A year in, DroneView has already established a client base in New York and Detroit and is actively studying 25 to 30 opportunities, according to Singer.

“We have been studying the various opportunities in the emerging commercial drone market for the past year and think the climate is finally right to begin to more aggressively hire a team and make the requisite investments to build a national drone services offering, initially focusing on the following three end markets – real estate/construction, industrial inspection and precision agriculture/farming,” Singer said. The firm is also looking to acquire companies that “are creative and will bring us a larger domain of expertise in agriculture such as farming techniques”, he added.

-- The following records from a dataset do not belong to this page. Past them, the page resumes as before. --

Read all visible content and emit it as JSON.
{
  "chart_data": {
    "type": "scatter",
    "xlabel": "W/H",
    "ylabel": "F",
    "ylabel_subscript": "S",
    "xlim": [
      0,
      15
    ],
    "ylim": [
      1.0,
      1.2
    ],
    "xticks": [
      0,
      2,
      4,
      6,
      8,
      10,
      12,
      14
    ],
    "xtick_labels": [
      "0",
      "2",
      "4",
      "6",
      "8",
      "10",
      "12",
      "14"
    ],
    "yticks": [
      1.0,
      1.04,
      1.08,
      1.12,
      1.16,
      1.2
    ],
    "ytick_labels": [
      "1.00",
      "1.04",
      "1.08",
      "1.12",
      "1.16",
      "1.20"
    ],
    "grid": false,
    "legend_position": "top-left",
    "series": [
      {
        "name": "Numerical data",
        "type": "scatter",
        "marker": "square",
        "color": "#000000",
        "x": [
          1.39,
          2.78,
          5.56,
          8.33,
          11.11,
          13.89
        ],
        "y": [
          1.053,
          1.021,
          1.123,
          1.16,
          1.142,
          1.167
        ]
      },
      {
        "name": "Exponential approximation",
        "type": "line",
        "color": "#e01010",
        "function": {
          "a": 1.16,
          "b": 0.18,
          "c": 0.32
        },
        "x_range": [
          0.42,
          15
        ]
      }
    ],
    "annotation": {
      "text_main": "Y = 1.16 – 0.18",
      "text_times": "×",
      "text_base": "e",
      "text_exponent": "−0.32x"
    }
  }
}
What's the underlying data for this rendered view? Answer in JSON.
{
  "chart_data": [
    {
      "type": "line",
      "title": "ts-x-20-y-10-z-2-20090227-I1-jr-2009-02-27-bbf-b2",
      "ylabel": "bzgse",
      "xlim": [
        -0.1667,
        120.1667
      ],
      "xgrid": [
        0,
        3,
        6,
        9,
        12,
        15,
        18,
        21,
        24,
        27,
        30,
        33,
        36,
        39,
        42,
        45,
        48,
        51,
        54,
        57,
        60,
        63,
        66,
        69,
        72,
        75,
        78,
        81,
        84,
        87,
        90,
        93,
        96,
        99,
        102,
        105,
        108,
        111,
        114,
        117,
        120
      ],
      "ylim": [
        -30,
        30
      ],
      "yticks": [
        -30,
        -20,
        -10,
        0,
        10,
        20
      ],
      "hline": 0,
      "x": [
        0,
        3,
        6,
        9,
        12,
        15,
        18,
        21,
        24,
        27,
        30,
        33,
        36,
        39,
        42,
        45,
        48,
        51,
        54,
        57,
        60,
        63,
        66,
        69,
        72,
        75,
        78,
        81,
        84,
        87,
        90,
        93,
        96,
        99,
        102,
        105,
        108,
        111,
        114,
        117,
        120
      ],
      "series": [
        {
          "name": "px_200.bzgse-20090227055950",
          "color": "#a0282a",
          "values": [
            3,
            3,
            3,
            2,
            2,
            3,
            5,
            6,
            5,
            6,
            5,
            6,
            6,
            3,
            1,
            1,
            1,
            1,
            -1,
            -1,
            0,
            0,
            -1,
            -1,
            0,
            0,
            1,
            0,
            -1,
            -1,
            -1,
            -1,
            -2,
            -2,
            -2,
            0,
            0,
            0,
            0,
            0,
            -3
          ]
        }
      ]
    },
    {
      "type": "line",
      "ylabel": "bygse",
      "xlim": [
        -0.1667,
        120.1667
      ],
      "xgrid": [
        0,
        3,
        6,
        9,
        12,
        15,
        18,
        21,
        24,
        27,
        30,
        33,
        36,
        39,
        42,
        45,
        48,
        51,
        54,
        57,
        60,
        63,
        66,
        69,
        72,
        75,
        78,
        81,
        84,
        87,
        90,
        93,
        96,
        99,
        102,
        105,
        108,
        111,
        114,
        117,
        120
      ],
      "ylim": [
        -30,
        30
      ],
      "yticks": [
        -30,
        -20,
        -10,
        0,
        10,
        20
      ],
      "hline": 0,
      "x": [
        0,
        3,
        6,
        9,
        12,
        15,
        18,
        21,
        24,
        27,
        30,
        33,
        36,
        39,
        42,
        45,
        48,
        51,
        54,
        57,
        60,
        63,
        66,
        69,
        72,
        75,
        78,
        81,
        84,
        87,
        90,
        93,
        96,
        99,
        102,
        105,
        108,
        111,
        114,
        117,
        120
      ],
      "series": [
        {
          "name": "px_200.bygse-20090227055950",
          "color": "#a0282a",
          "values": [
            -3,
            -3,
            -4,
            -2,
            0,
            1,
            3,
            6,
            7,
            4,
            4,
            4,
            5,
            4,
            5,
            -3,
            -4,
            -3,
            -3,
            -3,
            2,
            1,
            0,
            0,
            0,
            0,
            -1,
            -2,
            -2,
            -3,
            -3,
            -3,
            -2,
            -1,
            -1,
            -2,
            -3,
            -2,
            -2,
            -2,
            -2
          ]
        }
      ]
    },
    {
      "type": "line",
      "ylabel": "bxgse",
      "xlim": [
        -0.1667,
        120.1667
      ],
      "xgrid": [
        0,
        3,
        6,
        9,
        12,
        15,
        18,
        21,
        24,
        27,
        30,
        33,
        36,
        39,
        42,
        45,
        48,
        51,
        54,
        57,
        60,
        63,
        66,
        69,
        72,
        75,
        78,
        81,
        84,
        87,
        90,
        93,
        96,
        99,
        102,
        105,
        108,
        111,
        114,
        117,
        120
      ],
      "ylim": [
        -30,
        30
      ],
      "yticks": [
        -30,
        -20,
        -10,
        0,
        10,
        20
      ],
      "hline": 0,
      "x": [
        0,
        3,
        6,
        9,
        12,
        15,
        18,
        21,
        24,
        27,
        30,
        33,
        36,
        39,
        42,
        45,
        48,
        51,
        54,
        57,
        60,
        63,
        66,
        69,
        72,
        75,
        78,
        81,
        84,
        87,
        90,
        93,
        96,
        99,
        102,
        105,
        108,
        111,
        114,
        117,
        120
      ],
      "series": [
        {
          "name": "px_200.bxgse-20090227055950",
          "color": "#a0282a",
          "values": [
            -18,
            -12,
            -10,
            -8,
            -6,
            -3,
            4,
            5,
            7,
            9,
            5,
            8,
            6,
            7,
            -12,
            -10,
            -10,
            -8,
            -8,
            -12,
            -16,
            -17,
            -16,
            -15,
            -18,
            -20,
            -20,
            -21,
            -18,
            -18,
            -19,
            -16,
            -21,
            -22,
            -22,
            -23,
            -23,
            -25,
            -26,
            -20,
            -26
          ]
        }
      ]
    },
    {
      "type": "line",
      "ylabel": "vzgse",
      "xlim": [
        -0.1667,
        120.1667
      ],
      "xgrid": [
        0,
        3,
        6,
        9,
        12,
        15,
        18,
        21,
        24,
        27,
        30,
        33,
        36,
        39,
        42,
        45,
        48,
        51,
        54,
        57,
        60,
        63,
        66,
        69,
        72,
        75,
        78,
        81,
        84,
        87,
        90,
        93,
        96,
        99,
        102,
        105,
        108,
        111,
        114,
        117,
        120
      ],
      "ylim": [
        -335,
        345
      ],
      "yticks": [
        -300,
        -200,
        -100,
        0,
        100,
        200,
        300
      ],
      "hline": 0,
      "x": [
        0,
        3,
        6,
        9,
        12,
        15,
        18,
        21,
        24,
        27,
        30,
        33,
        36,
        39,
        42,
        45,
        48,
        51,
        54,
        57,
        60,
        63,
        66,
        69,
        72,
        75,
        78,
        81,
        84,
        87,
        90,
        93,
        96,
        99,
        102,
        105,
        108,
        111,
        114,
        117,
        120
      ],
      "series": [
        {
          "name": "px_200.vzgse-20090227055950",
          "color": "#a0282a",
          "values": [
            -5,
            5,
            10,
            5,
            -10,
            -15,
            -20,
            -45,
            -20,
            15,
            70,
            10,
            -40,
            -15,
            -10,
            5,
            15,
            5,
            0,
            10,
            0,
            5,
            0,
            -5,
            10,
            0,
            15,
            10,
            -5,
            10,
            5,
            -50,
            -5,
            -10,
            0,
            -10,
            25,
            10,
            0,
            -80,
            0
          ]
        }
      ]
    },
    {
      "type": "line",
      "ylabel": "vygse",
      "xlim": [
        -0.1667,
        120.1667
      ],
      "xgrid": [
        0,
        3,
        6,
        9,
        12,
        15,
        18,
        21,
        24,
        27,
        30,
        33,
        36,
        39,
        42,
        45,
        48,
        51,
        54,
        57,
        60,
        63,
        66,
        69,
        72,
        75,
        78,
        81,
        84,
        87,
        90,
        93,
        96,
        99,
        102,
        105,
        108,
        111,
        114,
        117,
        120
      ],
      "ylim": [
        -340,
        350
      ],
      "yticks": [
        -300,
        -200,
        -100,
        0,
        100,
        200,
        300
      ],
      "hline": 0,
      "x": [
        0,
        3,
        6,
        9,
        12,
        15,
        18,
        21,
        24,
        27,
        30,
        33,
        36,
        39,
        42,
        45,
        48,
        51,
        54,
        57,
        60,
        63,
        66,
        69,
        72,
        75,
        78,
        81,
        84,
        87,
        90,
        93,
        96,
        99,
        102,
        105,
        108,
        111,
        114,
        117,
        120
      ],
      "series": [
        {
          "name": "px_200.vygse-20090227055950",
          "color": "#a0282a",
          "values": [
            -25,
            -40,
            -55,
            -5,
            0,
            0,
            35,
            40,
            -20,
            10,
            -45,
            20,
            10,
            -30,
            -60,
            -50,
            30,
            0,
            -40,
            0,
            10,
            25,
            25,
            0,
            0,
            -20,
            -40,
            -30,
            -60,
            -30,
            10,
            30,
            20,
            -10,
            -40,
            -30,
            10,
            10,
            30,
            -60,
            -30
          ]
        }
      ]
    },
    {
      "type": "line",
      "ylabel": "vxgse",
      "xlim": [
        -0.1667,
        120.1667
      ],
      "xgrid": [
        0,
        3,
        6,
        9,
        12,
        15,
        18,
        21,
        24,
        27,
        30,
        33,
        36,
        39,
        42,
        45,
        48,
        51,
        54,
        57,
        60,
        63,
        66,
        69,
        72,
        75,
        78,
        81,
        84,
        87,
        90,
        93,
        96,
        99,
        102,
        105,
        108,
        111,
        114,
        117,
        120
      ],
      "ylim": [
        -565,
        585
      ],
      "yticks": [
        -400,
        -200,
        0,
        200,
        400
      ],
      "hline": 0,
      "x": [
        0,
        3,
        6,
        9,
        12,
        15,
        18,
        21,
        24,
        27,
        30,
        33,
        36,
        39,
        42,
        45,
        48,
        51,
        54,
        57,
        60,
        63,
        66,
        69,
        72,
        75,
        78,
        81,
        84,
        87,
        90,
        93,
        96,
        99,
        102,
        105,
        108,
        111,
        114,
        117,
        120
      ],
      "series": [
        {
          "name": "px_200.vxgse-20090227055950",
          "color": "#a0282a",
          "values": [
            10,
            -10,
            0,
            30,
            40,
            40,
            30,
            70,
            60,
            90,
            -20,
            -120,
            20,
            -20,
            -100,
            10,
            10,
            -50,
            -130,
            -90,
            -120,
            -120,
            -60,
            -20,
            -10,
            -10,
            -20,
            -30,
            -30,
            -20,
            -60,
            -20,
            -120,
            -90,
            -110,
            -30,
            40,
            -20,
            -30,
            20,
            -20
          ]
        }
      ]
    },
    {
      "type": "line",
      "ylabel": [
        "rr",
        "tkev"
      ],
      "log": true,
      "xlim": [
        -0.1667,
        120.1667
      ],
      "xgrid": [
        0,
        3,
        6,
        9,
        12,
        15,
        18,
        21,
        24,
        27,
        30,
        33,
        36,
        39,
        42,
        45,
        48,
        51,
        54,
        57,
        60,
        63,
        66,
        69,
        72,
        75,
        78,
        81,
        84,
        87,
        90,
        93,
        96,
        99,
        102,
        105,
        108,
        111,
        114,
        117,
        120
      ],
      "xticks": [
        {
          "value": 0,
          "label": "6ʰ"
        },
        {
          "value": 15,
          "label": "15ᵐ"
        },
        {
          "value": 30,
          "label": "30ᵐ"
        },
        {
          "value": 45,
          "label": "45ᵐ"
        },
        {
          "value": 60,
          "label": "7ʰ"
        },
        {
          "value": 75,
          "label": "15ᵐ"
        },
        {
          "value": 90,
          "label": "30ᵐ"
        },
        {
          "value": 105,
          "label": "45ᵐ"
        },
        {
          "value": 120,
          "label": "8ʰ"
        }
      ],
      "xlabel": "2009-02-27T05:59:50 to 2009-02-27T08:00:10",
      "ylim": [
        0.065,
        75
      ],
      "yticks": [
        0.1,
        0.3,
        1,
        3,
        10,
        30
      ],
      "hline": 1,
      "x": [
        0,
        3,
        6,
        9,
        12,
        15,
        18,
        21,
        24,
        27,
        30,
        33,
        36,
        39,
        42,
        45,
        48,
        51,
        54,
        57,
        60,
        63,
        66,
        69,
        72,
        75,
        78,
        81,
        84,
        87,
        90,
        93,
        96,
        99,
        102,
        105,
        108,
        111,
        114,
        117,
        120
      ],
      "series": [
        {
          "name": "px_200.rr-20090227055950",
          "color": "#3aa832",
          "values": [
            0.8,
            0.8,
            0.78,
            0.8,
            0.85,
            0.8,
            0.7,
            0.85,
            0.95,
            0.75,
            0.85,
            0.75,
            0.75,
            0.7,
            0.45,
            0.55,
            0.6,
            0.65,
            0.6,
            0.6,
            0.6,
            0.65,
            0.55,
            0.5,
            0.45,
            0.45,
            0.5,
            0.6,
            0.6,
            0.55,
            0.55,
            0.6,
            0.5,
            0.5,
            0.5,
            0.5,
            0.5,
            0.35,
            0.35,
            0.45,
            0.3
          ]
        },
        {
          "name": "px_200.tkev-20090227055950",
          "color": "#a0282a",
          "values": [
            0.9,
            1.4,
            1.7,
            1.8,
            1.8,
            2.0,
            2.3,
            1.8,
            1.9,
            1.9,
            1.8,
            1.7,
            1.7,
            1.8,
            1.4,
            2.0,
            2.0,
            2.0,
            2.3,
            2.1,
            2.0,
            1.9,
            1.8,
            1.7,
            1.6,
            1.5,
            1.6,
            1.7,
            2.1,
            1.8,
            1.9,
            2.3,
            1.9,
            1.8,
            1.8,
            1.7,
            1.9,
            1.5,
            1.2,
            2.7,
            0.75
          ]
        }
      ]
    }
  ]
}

As previously reported, data security and the privacy issues related to commercial drone use remain a key concern for the Federal Aviation Administration (FAA), but Singer is not concerned, thanks to a proposal to revise existing commercial drone rules that was released last month. The rules are expected to take effect in 2017 and spell good news for DroneView, according to Singer.

“We are excited to have finally received the proposed regulatory framework for commercial drone operations from the FAA. While we acknowledge that the details will likely be discussed for some time, it is clear that the FAA recognizes the importance of this large commercial market and the need for appropriate rules to ensure safe and responsible operations,” Singer said.

DroneView currently focuses on the US market and is exploring a presence in Canada. It is looking for strategic partners to beef up its growth.